# How to go from EncounterICS beta 3 to cm4dx gb



## Darienms1986 (Jun 12, 2011)

what is the proper way to switch? do i have to sbf?

Sent from my DROIDX using RootzWiki


----------



## Goose306 (Sep 12, 2011)

Depends on which CM4DX you are going for. If you are going for the officials then yes because those are on the Froyo kernel.

Otherwise Rev/Pooka's nightlies are on the GB kernel. You shouldn't need to SBF, just do the "mini SBF" in Clockwork. (Wipe data, system, caches) and then flash over.

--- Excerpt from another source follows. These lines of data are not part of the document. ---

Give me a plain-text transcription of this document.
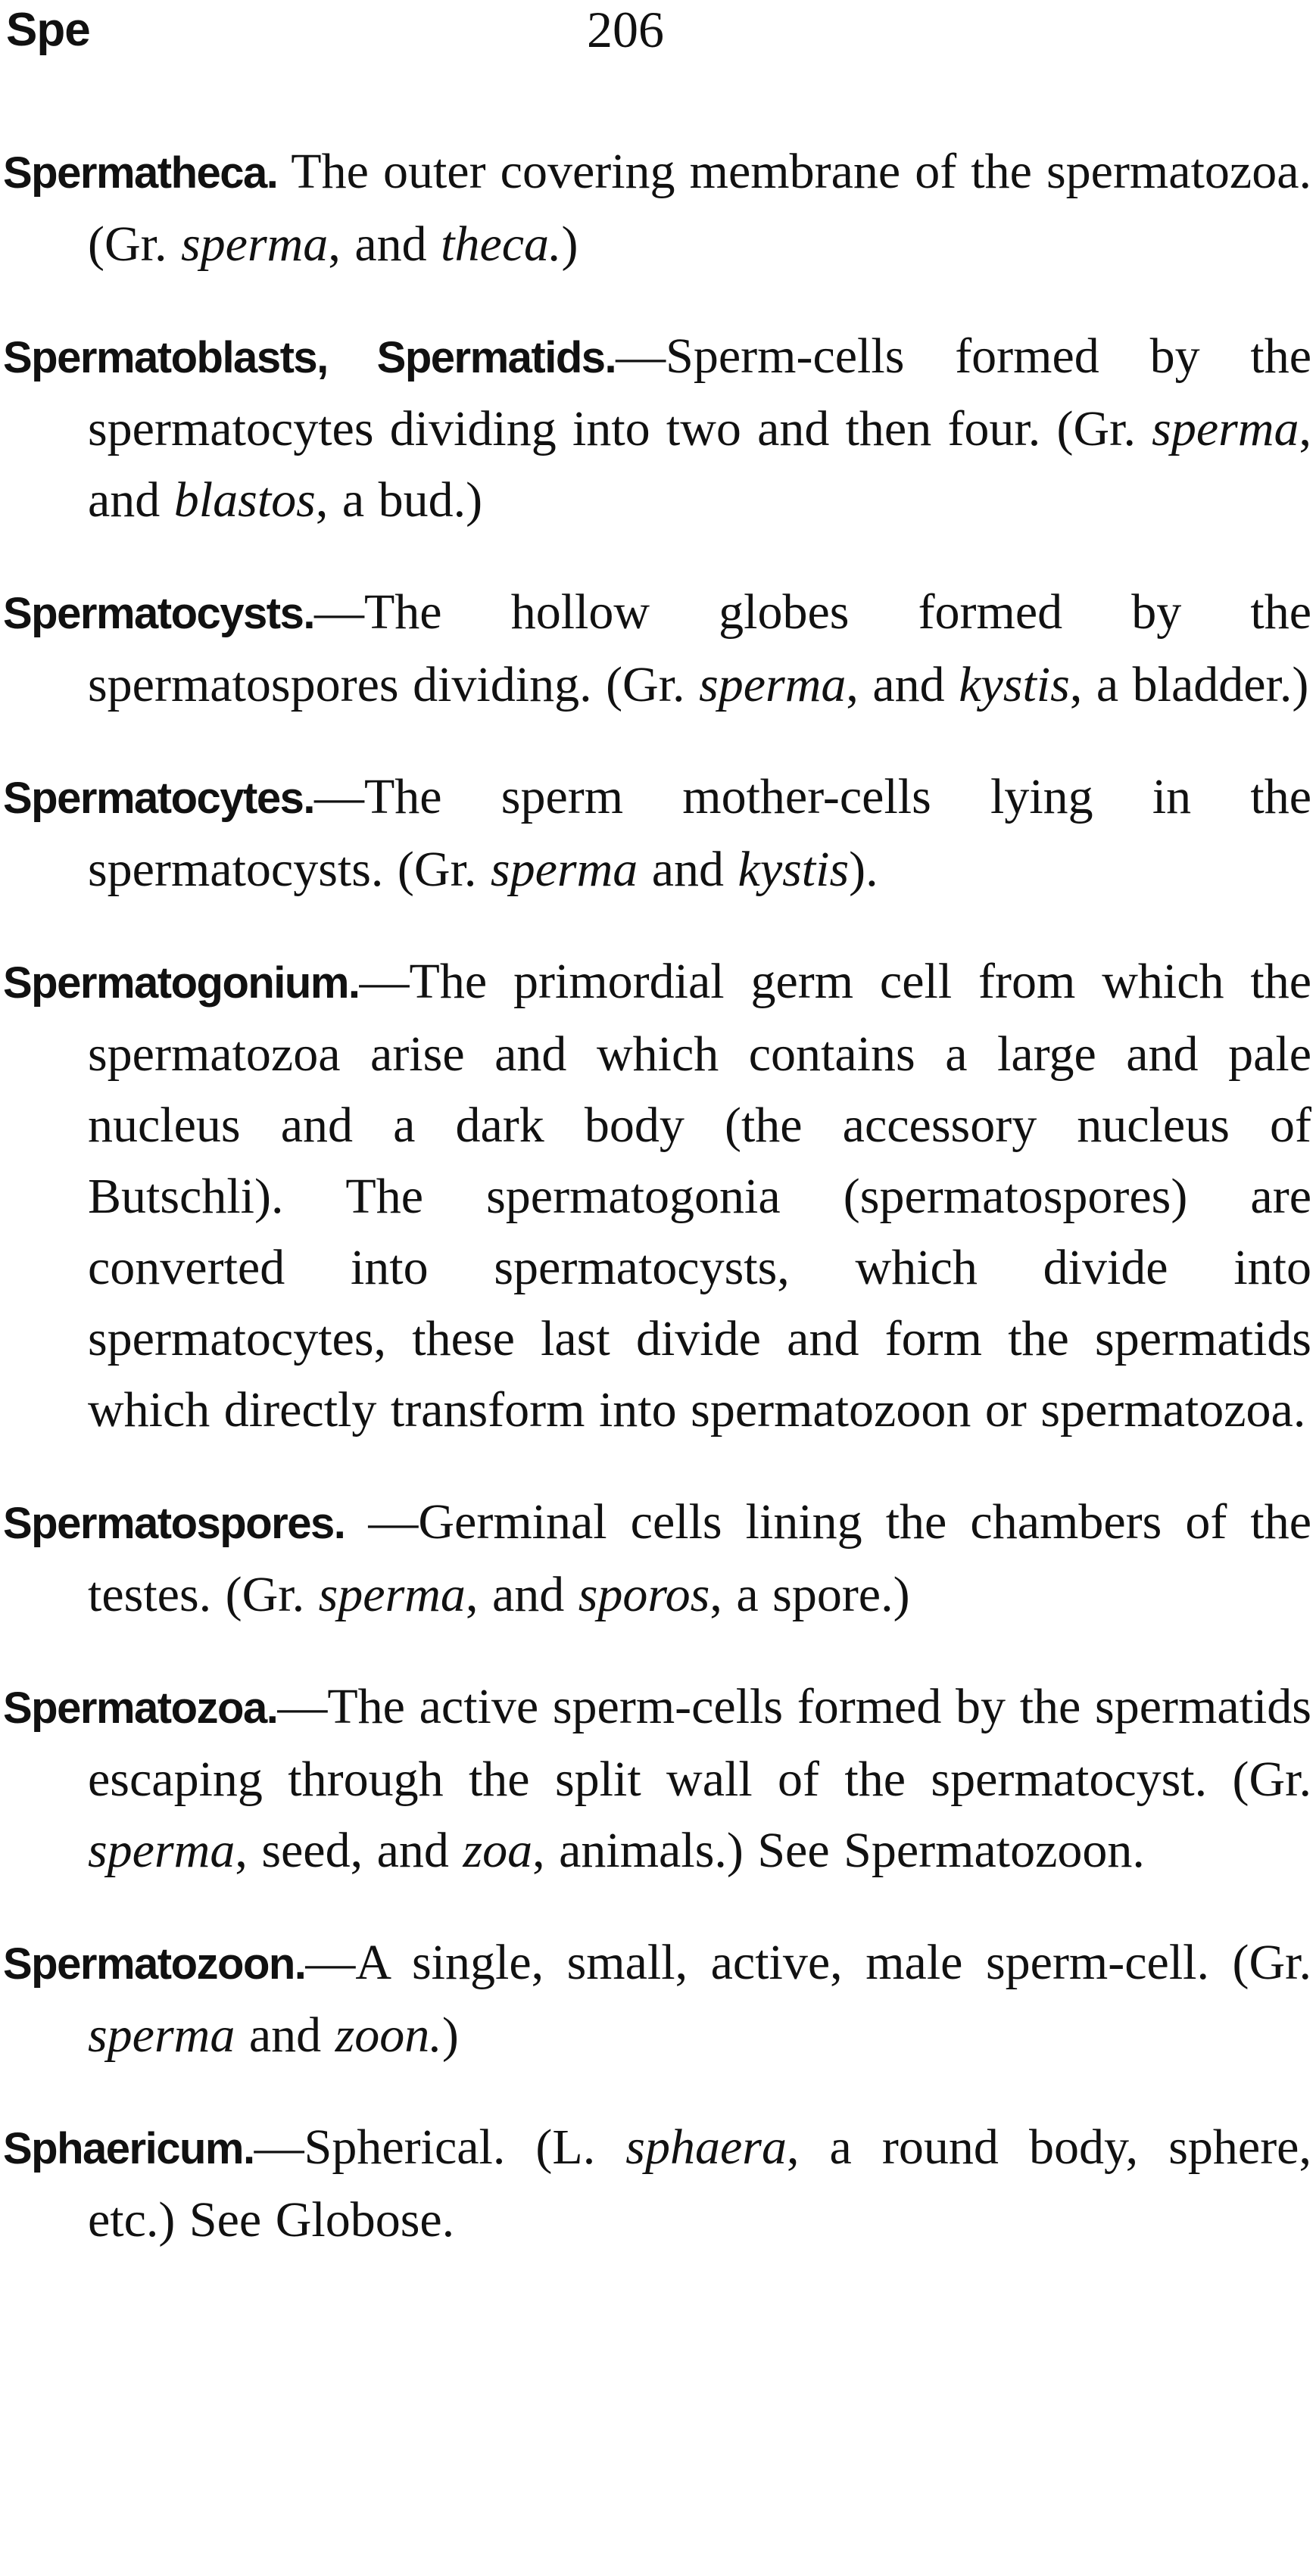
Spe	206

Spermatheca. The outer covering membrane of the spermatozoa. (Gr. sperma, and theca.)

Spermatoblasts, Spermatids.—Sperm-cells formed by the spermatocytes dividing into two and then four. (Gr. sperma, and blastos, a bud.)

Spermatocysts.—The hollow globes formed by the spermatospores dividing. (Gr. sperma, and kystis, a bladder.)

Spermatocytes.—The sperm mother-cells lying in the spermatocysts. (Gr. sperma and kystis).

Spermatogonium.—The primordial germ cell from which the spermatozoa arise and which contains a large and pale nucleus and a dark body (the accessory nucleus of Butschli). The spermatogonia (spermatospores) are converted into spermatocysts, which divide into spermatocytes, these last divide and form the spermatids which directly transform into spermatozoon or spermatozoa.

Spermatospores. —Germinal cells lining the chambers of the testes. (Gr. sperma, and sporos, a spore.)

Spermatozoa.—The active sperm-cells formed by the spermatids escaping through the split wall of the spermatocyst. (Gr. sperma, seed, and zoa, animals.) See Spermatozoon.

Spermatozoon.—A single, small, active, male sperm-cell. (Gr. sperma and zoon.)

Sphaericum.—Spherical. (L. sphaera, a round body, sphere, etc.) See Globose.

SBFing should feasibly only be necessary if you are swapping kernels, or are just getting weird bugs and want to start fresh, or you really screwed something up (like say wiping system in Clockwork and then trying to reboot with no OS on the phone)


----------



## Darienms1986 (Jun 12, 2011)

That is what i thought, but when i tried wiping system, data, cache, it would boot straight to cwr no matter what i did. Thanks for quick response I'll try it again

Sent from my first "real"smartphone and still loving it


----------



## Goose306 (Sep 12, 2011)

Darienms1986 said:


> That is what i thought, but when i tried wiping system, data, cache, it would boot straight to cwr no matter what i did. Thanks for quick response I'll try it again
> 
> Sent from my first "real"smartphone and still loving it


Make sure if your accessing CWM via the bootmenu you are mounting the correct partitions when you are wiping. I also found when I came off EncounterICS a few times I was successfully able to do wipes but I would get little niggles of bugs when I started flashing other ROMs over the top, eventually resulting in SBFing. It would generally work alright and 99% would be there, but random FC would happen until I did an SBF and really "started fresh".


----------